Dietrich Bonhoeffer wrote in Life Together against the prideful attempt to create a “wish-dream” community instead of accepting humbly the community God gives us, with all its various tensions and wrinkles. Life together under the Great Commandment is the only road to Christian unity, a communion like the Trinity, in which oneness does not destroy difference. In a wish-dream community, difference is overcome by flattening it out. Although this type of unity appeals to some people, it is a false communion. It employs force to compel uniformity and compliance. It is a human project, and unknown to God. Summarizing Pope Francis on the issue, Crux wrote the headline, “Don’t confuse Christian unity with uniformity, Pope urges.”

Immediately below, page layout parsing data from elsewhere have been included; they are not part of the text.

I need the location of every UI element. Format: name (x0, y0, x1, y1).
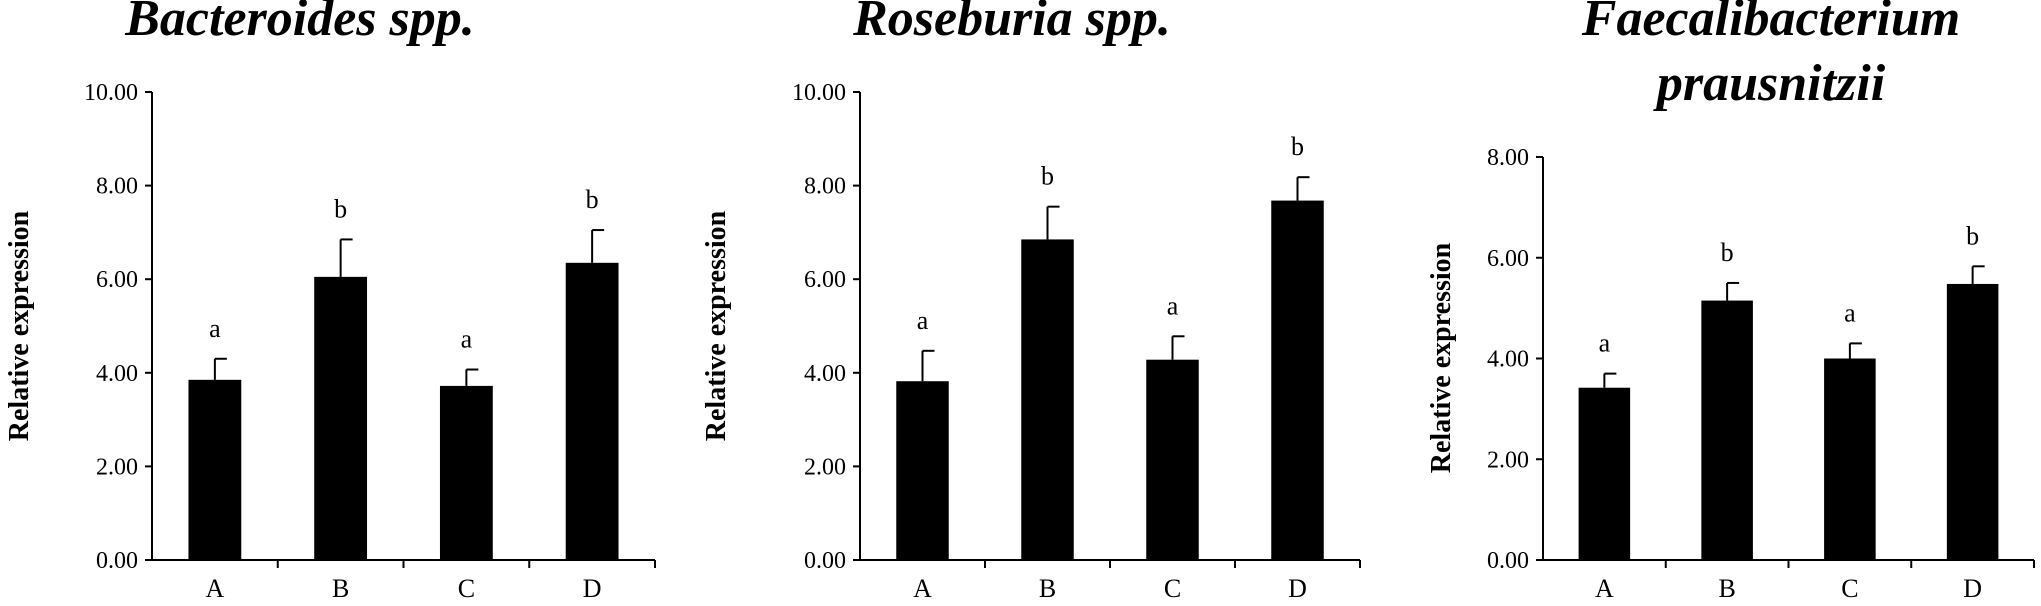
bar (1021, 239, 1074, 561)
bar (1946, 283, 1999, 560)
bar (1146, 359, 1199, 560)
x-category-label: B (1718, 574, 1735, 603)
y-tick-label: 2.00 (804, 454, 846, 480)
significance-label: b (334, 194, 347, 223)
y-axis-label: Relative expression (1426, 242, 1457, 473)
x-category-label: A (1595, 574, 1614, 603)
y-tick-label: 0.00 (804, 548, 846, 574)
y-tick-label: 10.00 (792, 80, 846, 106)
significance-label: a (209, 314, 221, 343)
chart-title: Bacteroides spp. (124, 0, 475, 47)
significance-label: a (461, 325, 473, 354)
significance-label: b (1721, 238, 1734, 267)
significance-label: a (1167, 291, 1179, 320)
y-tick-label: 8.00 (96, 174, 138, 200)
significance-label: a (1844, 298, 1856, 327)
bar (565, 262, 619, 560)
y-tick-label: 0.00 (1487, 548, 1529, 574)
bar (1701, 300, 1753, 560)
bar (1824, 358, 1876, 560)
x-category-label: B (1039, 574, 1056, 603)
y-axis-label: Relative expression (701, 210, 732, 441)
y-tick-label: 0.00 (96, 548, 138, 574)
bar (896, 381, 949, 560)
y-tick-label: 6.00 (96, 267, 138, 293)
y-tick-label: 8.00 (804, 174, 846, 200)
x-category-label: D (1963, 574, 1982, 603)
significance-label: b (1041, 162, 1054, 191)
bar (188, 379, 242, 560)
significance-label: b (586, 185, 599, 214)
bar (1578, 387, 1631, 560)
chart-title: Roseburia spp. (852, 0, 1171, 47)
y-tick-label: 4.00 (804, 361, 846, 387)
bar (439, 385, 493, 560)
x-category-label: B (332, 574, 349, 603)
significance-label: a (1599, 329, 1611, 358)
significance-label: b (1966, 221, 1979, 250)
significance-label: a (917, 306, 929, 335)
x-category-label: A (913, 574, 932, 603)
x-category-label: D (1288, 574, 1307, 603)
x-category-label: C (458, 574, 475, 603)
x-category-label: A (205, 574, 224, 603)
y-tick-label: 2.00 (1487, 447, 1529, 473)
chart-title: Faecalibacterium (1581, 0, 1960, 47)
y-tick-label: 4.00 (96, 361, 138, 387)
x-category-label: C (1164, 574, 1181, 603)
chart-panel-bacteroides: Bacteroides spp. 0.00 2.00 4.00 6.00 8.00 10.0… (4, 0, 656, 603)
y-tick-label: 4.00 (1487, 347, 1529, 373)
y-tick-label: 6.00 (1487, 246, 1529, 272)
y-tick-label: 6.00 (804, 267, 846, 293)
y-axis-label: Relative expression (4, 210, 35, 441)
chart-panel-roseburia: Roseburia spp. 0.00 2.00 4.00 6.00 8.00 10.00 R… (701, 0, 1361, 603)
significance-label: b (1291, 132, 1304, 161)
y-tick-label: 8.00 (1487, 145, 1529, 171)
x-category-label: C (1841, 574, 1858, 603)
bar (314, 276, 368, 560)
y-tick-label: 10.00 (84, 80, 138, 106)
bar (1271, 200, 1324, 561)
chart-title: prausnitzii (1653, 55, 1886, 112)
y-tick-label: 2.00 (96, 454, 138, 480)
chart-panel-faecalibacterium: Faecalibacterium prausnitzii 0.00 2.00 4.00 6… (1426, 0, 2035, 603)
x-category-label: D (583, 574, 602, 603)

How, then, shall we proceed? Most fundamentally, this is our charge: “Cooperation among Christians… should be developed more and more… It should contribute to a just appreciation of the dignity of the human person, to the promotion of the blessings of peace, the application of Gospel principles to social life, and the advancement of the arts and sciences in a truly Christian spirit. It should use every possible means to relieve the afflictions of our times, such as famine and natural disasters, illiteracy and poverty, lack of housing, and the unequal distribution of wealth. Through such cooperation, all believers in Christ are able to learn easily how they can understand each other better and esteem each other more, and how the road to the unity of Christians may be made smooth” (UR # 12).